Characterization of the Increased Lysophospholipase Activity in Gibberellic Acid-Treated Barley Aleurone Layers

Abstract

A lysophospholipase (LPL) activity appears in the aleurone of barley half seeds during imbibition on moist agar. Secretion of LPL by half seeds is promoted by GA3; the increase in secretory rate is almost linear from 10-10 to 10-6 M GA3. LPL activity is likewise promoted in isolated aleurone layers by GA3. Its secretion into the incubation medium requires the continued presence of GA3 and commences after a 10-14 h lag period when 10 mM Ca2+ is present.

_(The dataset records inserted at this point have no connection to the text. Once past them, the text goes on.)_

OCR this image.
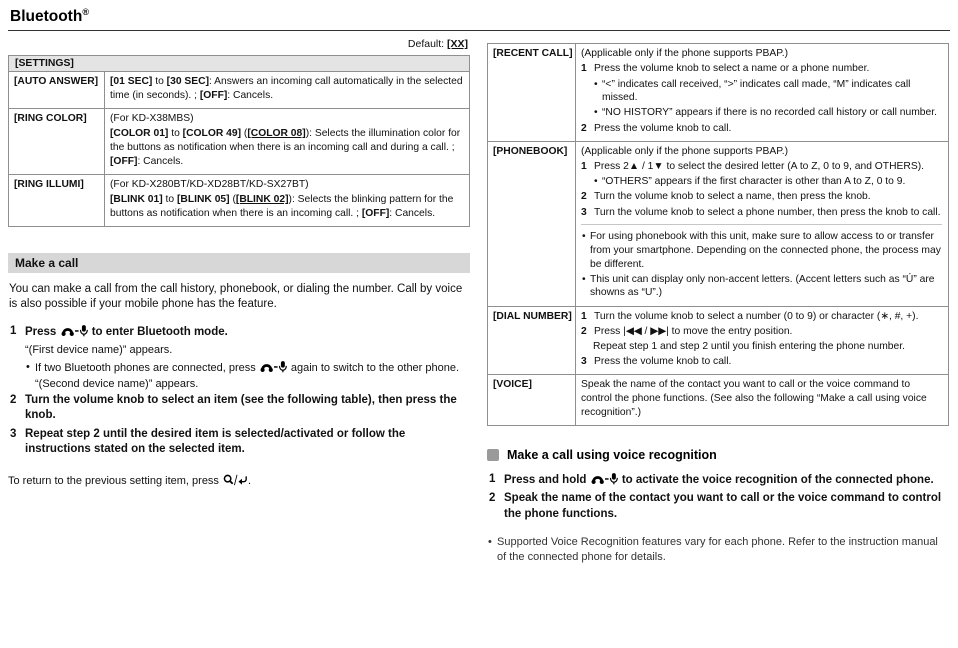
Bluetooth®
Default: [XX]
[SETTINGS]	
[AUTO ANSWER]	[01 SEC] to [30 SEC]: Answers an incoming call automatically in the selected time (in seconds). ; [OFF]: Cancels.

[RING COLOR]	(For KD-X38MBS)
[COLOR 01] to [COLOR 49] ([COLOR 08]): Selects the illumination color for the buttons as notification when there is an incoming call and during a call. ; [OFF]: Cancels.

[RING ILLUMI]	(For KD-X280BT/KD-XD28BT/KD-SX27BT)
[BLINK 01] to [BLINK 05] ([BLINK 02]): Selects the blinking pattern for the buttons as notification when there is an incoming call. ; [OFF]: Cancels.
Make a call

You can make a call from the call history, phonebook, or dialing the number. Call by voice is also possible if your mobile phone has the feature.

1 Press	to enter Bluetooth mode.
“(First device name)” appears.
• If two Bluetooth phones are connected, press	again to switch to the other phone.
“(Second device name)” appears.
2 Turn the volume knob to select an item (see the following table), then press the knob.
3 Repeat step 2 until the desired item is selected/activated or follow the instructions stated on the selected item.

To return to the previous setting item, press .

[RECENT CALL]	(Applicable only if the phone supports PBAP.)
1 Press the volume knob to select a name or a phone number.
• “<” indicates call received, “>” indicates call made, “M” indicates call missed.
• “NO HISTORY” appears if there is no recorded call history or call number.
2 Press the volume knob to call.

[PHONEBOOK]	(Applicable only if the phone supports PBAP.)
1 Press 2▲ / 1▼ to select the desired letter (A to Z, 0 to 9, and OTHERS).
• “OTHERS” appears if the first character is other than A to Z, 0 to 9.
2 Turn the volume knob to select a name, then press the knob.
3 Turn the volume knob to select a phone number, then press the knob to call.
• For using phonebook with this unit, make sure to allow access to or transfer from your smartphone. Depending on the connected phone, the process may be different.
• This unit can display only non-accent letters. (Accent letters such as “Ú” are showns as “U”.)

[DIAL NUMBER]	1 Turn the volume knob to select a number (0 to 9) or character (∗, #, +).
2 Press |◀◀ / ▶▶| to move the entry position.
Repeat step 1 and step 2 until you finish entering the phone number.
3 Press the volume knob to call.

[VOICE]	Speak the name of the contact you want to call or the voice command to control the phone functions. (See also the following “Make a call using voice recognition”.)
Make a call using voice recognition
1 Press and hold	to activate the voice recognition of the connected phone.
2 Speak the name of the contact you want to call or the voice command to control the phone functions.
• Supported Voice Recognition features vary for each phone. Refer to the instruction manual of the connected phone for details.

In the absence of Ca2+, the lag period remains unchanged but attainment of the maximum secretory rate is delayed. Ca2+ alone has very little effect either on LPL activity accumulated in the aleurone layer or in the surrounding medium. However, 50 mM Ca2+ together with GA3 dramatically increase the level of secreted activity and of total (accumulated and secreted) activity. The metabolic inhibitors cycloheximide and actinomycin D inhibit the accumulation of LPL activity in the aleurone and also the secreted activity. Actinomycin D added after the lag period results in a much lower inhibition. The increase in LPL activity in response to GA3 occurs as a result of de novo synthesis; LPL activity from barley half seeds incubated in 80% D2O in the presence of GA3 undergoes a shift to higher density compared with the activity from similar controls incubated in H2O. The characteristics of the GA3 enhancement of LPL activity are compared specifically with .alpha.-amylase and generally with other GA3-controlled hydrolases.